The town has time to ponder its options. Maine lawmakers set a year-long state moratorium on the commercial licensing of marijuana cultivation, testing, manufacturing facilities, and on retail shops and social clubs.
Most concerns voiced Feb. 8 focused on the shops and clubs aspect. “Boothbay Harbor doesn't have much available land for marijuana cultivation, testing, or manufacturing. Transportation isn't good and energy costs are high. But the retail shops and social clubs would have an impact on the town and its character,” said Planning Board member William Hamblen.
Some at the meeting suggested taking advantage of the protection that has been granted municipalities under the moratorium. When that ends, the town could pass its own moratorium for a few months longer; others in the group thought the town could come up with a plan in time for November elections.
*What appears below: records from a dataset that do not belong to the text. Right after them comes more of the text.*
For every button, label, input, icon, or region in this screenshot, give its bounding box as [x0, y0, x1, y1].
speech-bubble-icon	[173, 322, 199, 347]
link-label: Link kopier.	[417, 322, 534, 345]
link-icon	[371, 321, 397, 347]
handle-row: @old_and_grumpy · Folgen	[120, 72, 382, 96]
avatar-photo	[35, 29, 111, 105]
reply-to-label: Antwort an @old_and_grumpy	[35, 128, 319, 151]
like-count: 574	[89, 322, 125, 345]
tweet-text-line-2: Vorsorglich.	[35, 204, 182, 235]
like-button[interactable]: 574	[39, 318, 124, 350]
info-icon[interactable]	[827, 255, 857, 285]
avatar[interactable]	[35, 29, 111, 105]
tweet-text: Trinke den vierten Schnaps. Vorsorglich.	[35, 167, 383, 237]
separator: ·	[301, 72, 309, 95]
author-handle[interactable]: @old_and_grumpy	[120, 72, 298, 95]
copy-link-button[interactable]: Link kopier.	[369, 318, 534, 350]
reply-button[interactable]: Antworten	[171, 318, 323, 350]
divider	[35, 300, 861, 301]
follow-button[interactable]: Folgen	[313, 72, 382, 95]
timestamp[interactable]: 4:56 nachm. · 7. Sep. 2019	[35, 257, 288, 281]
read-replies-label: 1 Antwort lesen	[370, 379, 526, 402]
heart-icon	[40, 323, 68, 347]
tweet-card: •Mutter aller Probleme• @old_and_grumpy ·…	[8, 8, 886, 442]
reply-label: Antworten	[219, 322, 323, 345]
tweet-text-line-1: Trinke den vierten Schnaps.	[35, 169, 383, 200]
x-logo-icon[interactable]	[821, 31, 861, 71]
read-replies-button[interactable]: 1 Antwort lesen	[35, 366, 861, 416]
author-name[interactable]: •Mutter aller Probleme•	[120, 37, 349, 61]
All agreed that public participation and education in the process is an absolute.
Town Manager Tom Woodin said he couldn’t imagine why they couldn’t hold a couple of public hearings between now and November, write up a warrant article or two, and have a vote before the state's moratorium expires.
Griffin said she had contacted about eight community members, and each one favored taking time with the process. But she was amenable to a November deadline, saying if it wasn't possible, a moratorium could still be an option. Griffin said she would like to have a Plan A and a Plan B at the ready.
Toward the end of the meeting, Code Enforcement Officer Geoff Smith suggested the Drummond Woodsum attorneys come to Boothbay Harbor to speak to the public. “They could get the same informational session and handouts and answer questions. We could get a good idea of which way the town wants to go,” he said. When the group agreed this would be a good idea, Smith agreed to contact the lawyers and set up a meeting. He will also contact local television station Channel 7 to record the workshop.